Windows – If you switch NTFS compression on, why is the CPU load so low? Does it use SSE4.2 instructions behind the scenes

compressionntfswindows 7

I have a Hex-core Xeon X5650 running Windows 7 x64.

I'm currently doing simultaneous compression of three NTFS hard drives, 2TB each, with the commands:

compact e: /i /c /s
compact f: /i /c /s
compact g: /i /c /s

Its getting reasonable compression: up to 40:1, and typically 2:1.

The resulting CPU load is only about 3%

Does anyone know why is the CPU load so low?

Does anyone know if the Win7 realtime compression/decompression kernel is using SSE3 or SSSE3 or SSE4.2 instructions behind the scenes?

Best Answer

I would expect that your cpu usage is so low because a number of factors but firstly keep in mind that the compression algorithm is designed for speed rather than high compression rates.

The fundamental problem here is whether you are compressing thousands upon thousands of small files or several GB of humongous files.

If you are compressing files under 2MB I would expect that most of the time taken to compress the files is take up in the operations needed to find a file in the filesystem, get the hard drive to give you the data, and then writing the compressed data back, then repeat with the next tiny file. The compression algorithm can probably handle around 40-50MB/s on a modern machine (I would expect but am not certain of this) and so the hard drives seek and data transfer times are truly the limiting factors for those files, compression times are likely to be nearly nil.

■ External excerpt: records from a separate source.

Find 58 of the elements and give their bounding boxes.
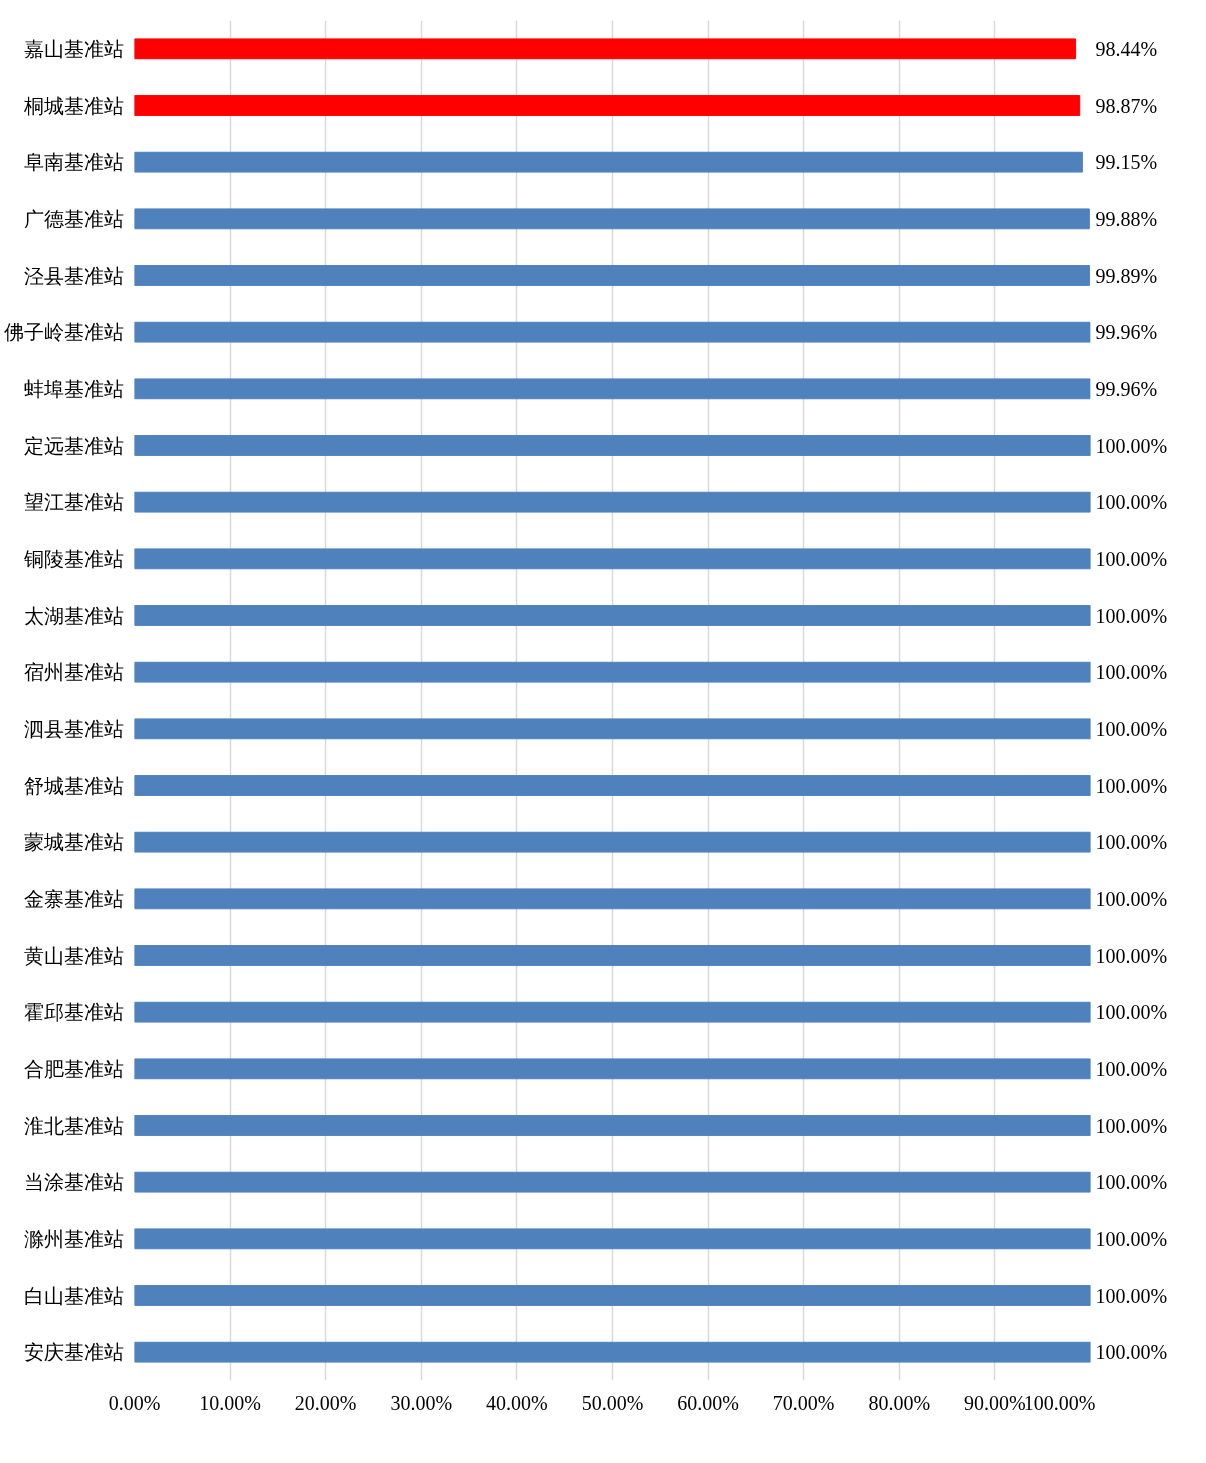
y-tick-label: 滁州基准站: [23, 1227, 124, 1250]
x-tick-label: 70.00%: [772, 1391, 835, 1414]
y-tick-label: 佛子岭基准站: [3, 321, 124, 344]
data-label: 100.00%: [1095, 944, 1168, 967]
data-label: 100.00%: [1095, 1114, 1168, 1137]
x-tick-label: 40.00%: [486, 1391, 548, 1414]
y-tick-label: 舒城基准站: [23, 774, 124, 797]
y-tick-label: 广德基准站: [23, 207, 124, 230]
y-tick-label: 蒙城基准站: [23, 831, 124, 854]
data-label: 99.96%: [1095, 321, 1158, 344]
data-label: 100.00%: [1095, 1001, 1168, 1024]
data-label: 100.00%: [1095, 1227, 1168, 1250]
y-tick-label: 太湖基准站: [23, 604, 124, 627]
y-tick-label: 望江基准站: [23, 491, 124, 514]
data-label: 100.00%: [1095, 1171, 1168, 1194]
y-tick-label: 嘉山基准站: [23, 37, 124, 60]
y-tick-label: 桐城基准站: [22, 94, 124, 117]
x-tick-label: 50.00%: [581, 1391, 644, 1414]
x-tick-label: 60.00%: [677, 1391, 739, 1414]
data-label: 100.00%: [1095, 604, 1168, 627]
y-tick-label: 当涂基准站: [23, 1171, 124, 1194]
data-label: 99.89%: [1095, 264, 1158, 287]
data-label: 100.00%: [1095, 434, 1168, 457]
y-tick-label: 阜南基准站: [23, 151, 124, 174]
data-label: 98.44%: [1095, 37, 1158, 60]
y-tick-label: 铜陵基准站: [22, 547, 124, 570]
x-tick-label: 10.00%: [199, 1391, 261, 1414]
data-label: 99.96%: [1095, 377, 1158, 400]
y-tick-label: 定远基准站: [23, 434, 124, 457]
y-tick-label: 泾县基准站: [23, 264, 124, 287]
y-tick-label: 霍邱基准站: [23, 1001, 124, 1024]
x-tick-label: 20.00%: [294, 1391, 357, 1414]
data-label: 100.00%: [1095, 491, 1168, 514]
data-label: 100.00%: [1095, 717, 1168, 740]
x-tick-label: 0.00%: [108, 1391, 161, 1414]
data-label: 99.15%: [1095, 151, 1158, 174]
data-label: 100.00%: [1095, 774, 1168, 797]
y-tick-label: 蚌埠基准站: [23, 377, 124, 400]
x-tick-label: 30.00%: [390, 1391, 453, 1414]
data-label: 98.87%: [1095, 94, 1158, 117]
y-tick-label: 淮北基准站: [23, 1114, 124, 1137]
data-label: 100.00%: [1095, 1057, 1168, 1080]
y-tick-label: 合肥基准站: [23, 1057, 124, 1080]
data-label: 100.00%: [1095, 547, 1168, 570]
y-tick-label: 白山基准站: [23, 1284, 124, 1307]
data-label: 100.00%: [1095, 887, 1168, 910]
y-tick-label: 宿州基准站: [23, 661, 124, 684]
data-label: 99.88%: [1095, 207, 1158, 230]
x-tick-label: 80.00%: [868, 1391, 931, 1414]
y-tick-label: 黄山基准站: [23, 944, 124, 967]
y-tick-label: 安庆基准站: [23, 1341, 124, 1364]
x-tick-label: 90.00%: [964, 1391, 1026, 1414]
y-tick-label: 泗县基准站: [23, 717, 124, 740]
data-label: 100.00%: [1095, 831, 1168, 854]
y-tick-label: 金寨基准站: [23, 887, 124, 910]
data-label: 100.00%: [1095, 1284, 1168, 1307]
data-label: 100.00%: [1095, 661, 1168, 684]
data-label: 100.00%: [1095, 1341, 1168, 1364]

For larger files you should almost certainly be seeing a higher CPU usage. I certainly see at least 1 core pop up to about 50% CPU usage (roughly 8-10% total CPU on my 8-core processor) when I tell it to compress a large directory on my system...

I really think that hard drive seek times are your problem here, otherwise you need to specifically look at which cores are being worked while compressing, it may be that the compression routine is only able to be used by one thread at a time, though I would doubt this to be the case.